Si estuviéramos llenos de nosotros mismos, nada de lo que el otro hiciera nos haría vibrar.

La resonancia ocurre hacia adentro. Mientras tanto, todo en el exterior marcha bien.

No amamos a la persona. Amamos la imagen que construimos de ella dentro de nosotros.

II — El Latigazo

Una palabra llega y, según la frecuencia, resuena exactamente con los espacios de dolor que ya existían.

Congelamos ese momento en una imagen. Cómo miró. Qué dijo. En qué tono lo dijo.

El dolor busca ocupar todo el espacio posible. Ya no me ama. Tiene otra. Nunca me quiso.

III — El Colapso

La memoria es un método de tortura: repetimos las imágenes hasta no poder soltar el dolor.

Nada es casual. Si hoy no me miró, empiezo a tejer un hilo que llega hasta una frase que dijo hace tres meses.

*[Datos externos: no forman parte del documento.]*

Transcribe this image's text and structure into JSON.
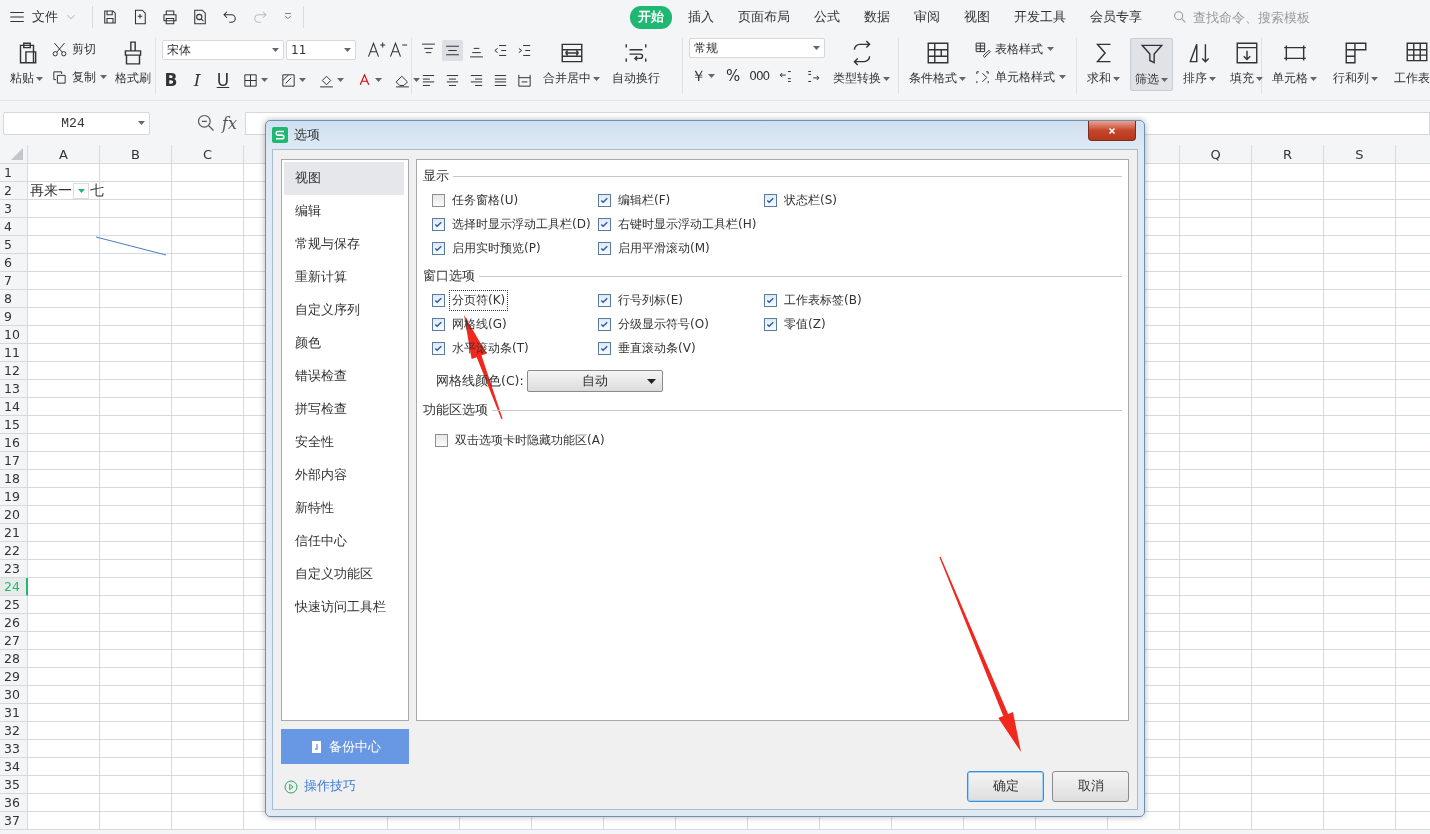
{
  "topbar": {
    "file_menu": "文件",
    "tabs": [
      {
        "label": "开始",
        "selected": true
      },
      {
        "label": "插入",
        "selected": false
      },
      {
        "label": "页面布局",
        "selected": false
      },
      {
        "label": "公式",
        "selected": false
      },
      {
        "label": "数据",
        "selected": false
      },
      {
        "label": "审阅",
        "selected": false
      },
      {
        "label": "视图",
        "selected": false
      },
      {
        "label": "开发工具",
        "selected": false
      },
      {
        "label": "会员专享",
        "selected": false
      }
    ],
    "search": {
      "placeholder": "查找命令、搜索模板"
    }
  },
  "ribbon": {
    "clipboard": {
      "paste": "粘贴",
      "cut": "剪切",
      "copy": "复制",
      "format_painter": "格式刷"
    },
    "font": {
      "name": "宋体",
      "size": "11",
      "styles": [
        "B",
        "I",
        "U"
      ]
    },
    "alignment": {
      "buttons": [
        {
          "selected": false
        },
        {
          "selected": true
        },
        {
          "selected": false
        },
        {
          "selected": false
        },
        {
          "selected": false
        },
        {
          "selected": false
        },
        {
          "selected": false
        },
        {
          "selected": false
        },
        {
          "selected": false
        },
        {
          "selected": false
        }
      ],
      "merge": "合并居中",
      "wrap": "自动换行"
    },
    "number": {
      "format": "常规",
      "symbols": [
        "￥",
        "%",
        "000"
      ],
      "convert": "类型转换"
    },
    "styles": {
      "conditional": "条件格式",
      "table_style": "表格样式",
      "cell_style": "单元格样式"
    },
    "editing": [
      {
        "label": "求和",
        "selected": false
      },
      {
        "label": "筛选",
        "selected": true
      },
      {
        "label": "排序",
        "selected": false
      },
      {
        "label": "填充",
        "selected": false
      }
    ],
    "cells": [
      "单元格",
      "行和列",
      "工作表"
    ]
  },
  "formula_bar": {
    "name_box": "M24",
    "fx": "fx"
  },
  "sheet": {
    "columns": [
      "A",
      "B",
      "C",
      "Q",
      "R",
      "S"
    ],
    "rows": [
      {
        "label": "1",
        "selected": false
      },
      {
        "label": "2",
        "selected": false
      },
      {
        "label": "3",
        "selected": false
      },
      {
        "label": "4",
        "selected": false
      },
      {
        "label": "5",
        "selected": false
      },
      {
        "label": "6",
        "selected": false
      },
      {
        "label": "7",
        "selected": false
      },
      {
        "label": "8",
        "selected": false
      },
      {
        "label": "9",
        "selected": false
      },
      {
        "label": "10",
        "selected": false
      },
      {
        "label": "11",
        "selected": false
      },
      {
        "label": "12",
        "selected": false
      },
      {
        "label": "13",
        "selected": false
      },
      {
        "label": "14",
        "selected": false
      },
      {
        "label": "15",
        "selected": false
      },
      {
        "label": "16",
        "selected": false
      },
      {
        "label": "17",
        "selected": false
      },
      {
        "label": "18",
        "selected": false
      },
      {
        "label": "19",
        "selected": false
      },
      {
        "label": "20",
        "selected": false
      },
      {
        "label": "21",
        "selected": false
      },
      {
        "label": "22",
        "selected": false
      },
      {
        "label": "23",
        "selected": false
      },
      {
        "label": "24",
        "selected": true
      },
      {
        "label": "25",
        "selected": false
      },
      {
        "label": "26",
        "selected": false
      },
      {
        "label": "27",
        "selected": false
      },
      {
        "label": "28",
        "selected": false
      },
      {
        "label": "29",
        "selected": false
      },
      {
        "label": "30",
        "selected": false
      },
      {
        "label": "31",
        "selected": false
      },
      {
        "label": "32",
        "selected": false
      },
      {
        "label": "33",
        "selected": false
      },
      {
        "label": "34",
        "selected": false
      },
      {
        "label": "35",
        "selected": false
      },
      {
        "label": "36",
        "selected": false
      },
      {
        "label": "37",
        "selected": false
      }
    ],
    "cell_a2": {
      "text": "再来一",
      "text_after": "七"
    }
  },
  "dialog": {
    "title": "选项",
    "nav": [
      {
        "label": "视图",
        "selected": true
      },
      {
        "label": "编辑",
        "selected": false
      },
      {
        "label": "常规与保存",
        "selected": false
      },
      {
        "label": "重新计算",
        "selected": false
      },
      {
        "label": "自定义序列",
        "selected": false
      },
      {
        "label": "颜色",
        "selected": false
      },
      {
        "label": "错误检查",
        "selected": false
      },
      {
        "label": "拼写检查",
        "selected": false
      },
      {
        "label": "安全性",
        "selected": false
      },
      {
        "label": "外部内容",
        "selected": false
      },
      {
        "label": "新特性",
        "selected": false
      },
      {
        "label": "信任中心",
        "selected": false
      },
      {
        "label": "自定义功能区",
        "selected": false
      },
      {
        "label": "快速访问工具栏",
        "selected": false
      }
    ],
    "backup": "备份中心",
    "tips": "操作技巧",
    "sections": [
      {
        "title": "显示",
        "rows": [
          [
            {
              "label": "任务窗格(U)",
              "checked": false,
              "focused": false
            },
            {
              "label": "编辑栏(F)",
              "checked": true,
              "focused": false
            },
            {
              "label": "状态栏(S)",
              "checked": true,
              "focused": false
            }
          ],
          [
            {
              "label": "选择时显示浮动工具栏(D)",
              "checked": true,
              "focused": false
            },
            {
              "label": "右键时显示浮动工具栏(H)",
              "checked": true,
              "focused": false
            }
          ],
          [
            {
              "label": "启用实时预览(P)",
              "checked": true,
              "focused": false
            },
            {
              "label": "启用平滑滚动(M)",
              "checked": true,
              "focused": false
            }
          ]
        ]
      },
      {
        "title": "窗口选项",
        "rows": [
          [
            {
              "label": "分页符(K)",
              "checked": true,
              "focused": true
            },
            {
              "label": "行号列标(E)",
              "checked": true,
              "focused": false
            },
            {
              "label": "工作表标签(B)",
              "checked": true,
              "focused": false
            }
          ],
          [
            {
              "label": "网格线(G)",
              "checked": true,
              "focused": false
            },
            {
              "label": "分级显示符号(O)",
              "checked": true,
              "focused": false
            },
            {
              "label": "零值(Z)",
              "checked": true,
              "focused": false
            }
          ],
          [
            {
              "label": "水平滚动条(T)",
              "checked": true,
              "focused": false
            },
            {
              "label": "垂直滚动条(V)",
              "checked": true,
              "focused": false
            }
          ]
        ],
        "select": {
          "label": "网格线颜色(C):",
          "value": "自动"
        }
      },
      {
        "title": "功能区选项",
        "rows": [
          [
            {
              "label": "双击选项卡时隐藏功能区(A)",
              "checked": false,
              "focused": false
            }
          ]
        ]
      }
    ],
    "ok": "确定",
    "cancel": "取消"
  }
}
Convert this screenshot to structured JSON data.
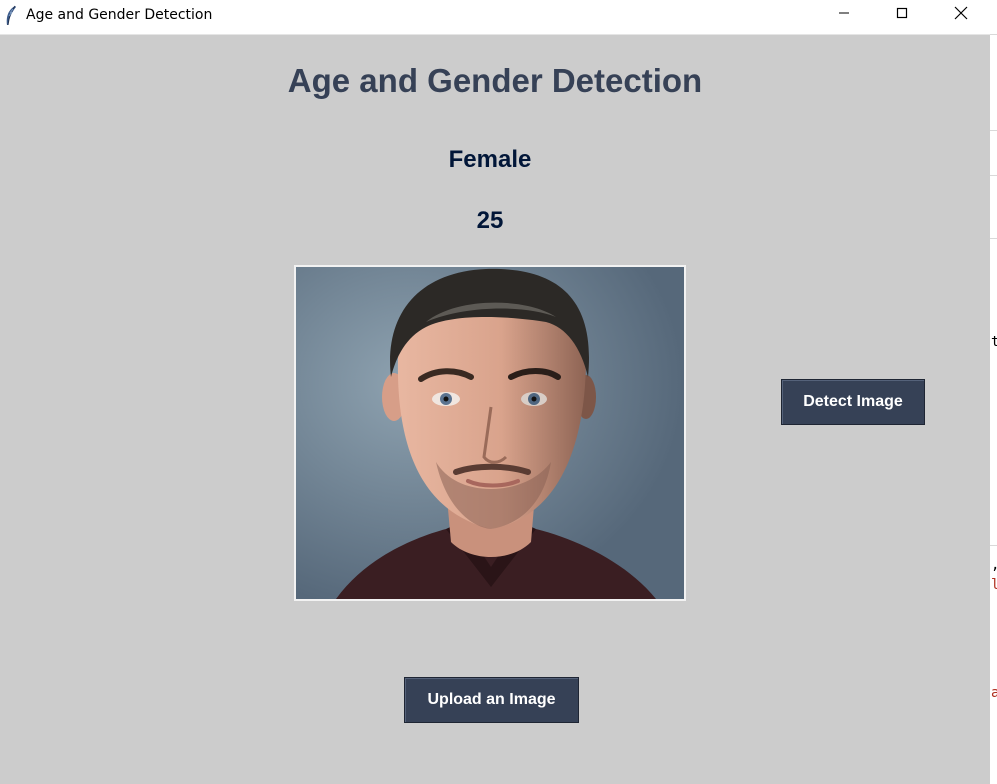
{
  "window": {
    "title": "Age and Gender Detection",
    "icon": "feather-icon",
    "controls": [
      "minimize-icon",
      "maximize-icon",
      "close-icon"
    ]
  },
  "app": {
    "heading": "Age and Gender Detection",
    "gender_result": "Female",
    "age_result": "25",
    "photo": "portrait-photo",
    "detect_button": "Detect Image",
    "upload_button": "Upload an Image"
  },
  "colors": {
    "background": "#cccccc",
    "heading": "#364156",
    "result_text": "#011638",
    "button_bg": "#364156",
    "button_text": "#ffffff"
  },
  "background_editor": {
    "visible_chars": [
      "t",
      ",",
      "l",
      "a"
    ]
  }
}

Todo sonido que entra en nosotros rima inevitablemente con un dolor pasado.

IV — El Adobo

La resonancia mata la novedad del otro. Lo encierra en nuestra caja para que solo emita los sonidos que ya tenemos dentro.

Lo que nos destruye no suele ser algo oscuro o escondido. Es algo que brilla con demasiada intensidad.

No eres un sujeto que recibe. Eres un cuerpo que es hablado por lo que oye.